Removing it before 1.0 keeps the stable surface free of a
deprecation that would otherwise ship on day one. Use RoseTTAFold.
A PyRosetta wrapper, if added later, would be a separate class
(PyRosetta) in its own module.
fetch¶
io.fetch was previously a NotImplementedError stub despite being
exported. It is now implemented (RCSB and AlphaFold DB, over stdlib
urllib — no new dependency) and is part of the committed surface.
Stub coherence¶
GROMACS and DiffDock were exported but incoherent — GROMACS
couldn't even be instantiated (it didn't implement its ABC), and
both raised bare NotImplementedError with no message.
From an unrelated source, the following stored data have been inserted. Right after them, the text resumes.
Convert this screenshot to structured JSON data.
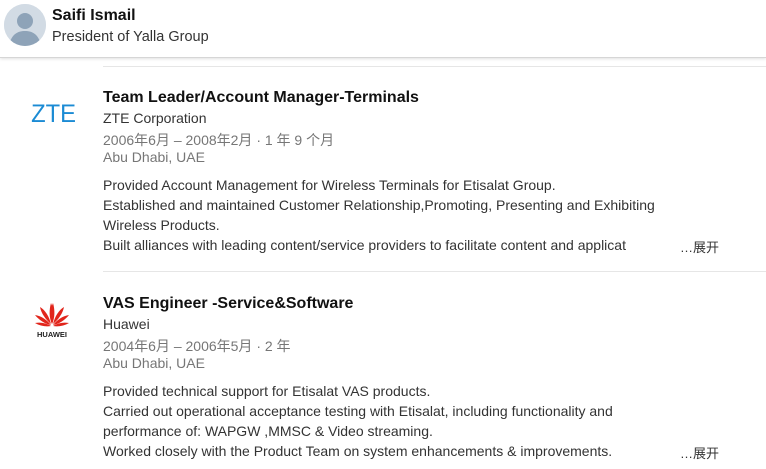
{
  "header": {
    "name": "Saifi Ismail",
    "headline": "President of Yalla Group"
  },
  "experience": [
    {
      "logo_text": "ZTE",
      "title": "Team Leader/Account Manager-Terminals",
      "company": "ZTE Corporation",
      "dates": "2006年6月 – 2008年2月 · 1 年 9 个月",
      "location": "Abu Dhabi, UAE",
      "description": [
        "Provided Account Management for Wireless Terminals for Etisalat Group.",
        "Established and maintained Customer Relationship,Promoting, Presenting and Exhibiting",
        "Wireless Products.",
        "Built alliances with leading content/service providers to facilitate content and applicat"
      ],
      "more_label": "…展开"
    },
    {
      "logo_text": "HUAWEI",
      "title": "VAS Engineer -Service&Software",
      "company": "Huawei",
      "dates": "2004年6月 – 2006年5月 · 2 年",
      "location": "Abu Dhabi, UAE",
      "description": [
        "Provided technical support for Etisalat VAS products.",
        "Carried out operational acceptance testing with Etisalat, including functionality and",
        "performance of: WAPGW ,MMSC & Video streaming.",
        "Worked closely with the Product Team on system enhancements & improvements."
      ],
      "more_label": "…展开"
    }
  ],
  "colors": {
    "zte_blue": "#1b8bd4",
    "huawei_red": "#e1251b",
    "meta_gray": "#767676"
  }
}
The audit
first made them coherent stubs (instantiable, satisfying their
engine ABCs, raising NotImplementedError with a message pointing
at the working alternative). Both have since been fully
implemented: DiffDock drives the cloned DiffDock repo as a
subprocess, and GROMACS drives the gmx command-line pipeline.
Every engine ABC — FoldingEngine, MDEngine, DockingEngine —
now has at least two real implementations.
Engine-private fields¶
Some fields are exported (they're attributes of public dataclasses) but are explicitly not part of the API contract:
Simulation.engine_handle— an opaque, engine-specific handle (an OpenMMSimulationobject, a GROMACS run-directory handle, ...). Its type isobjectdeliberately. Callers must not inspect it, depend on its type, or set it. It is not serialized — it typically wraps unpicklable C-extension state — and carries no semver guarantee. For inspectable per-simulation data, useSimulation.metadata.
Metadata¶
For the full documented key vocabulary, see
molforge.core.metadata_keys. In brief:
- Structural-IO header keys —
pdb_id,title,classification,deposition_date,experimental_method,resolution. Set by the PDB and mmCIF parsers. - Uniform folding-engine keys —
engine,source_sequence,confidence_per_residue,confidence_per_atom,mean_confidence. Set by every folding-engine wrapper, so downstream code can read confidence without knowing which engine ran. - Engine-specific folding keys —
ptm,iptm,pae,pae_inter, and others. Set by some engines but not all.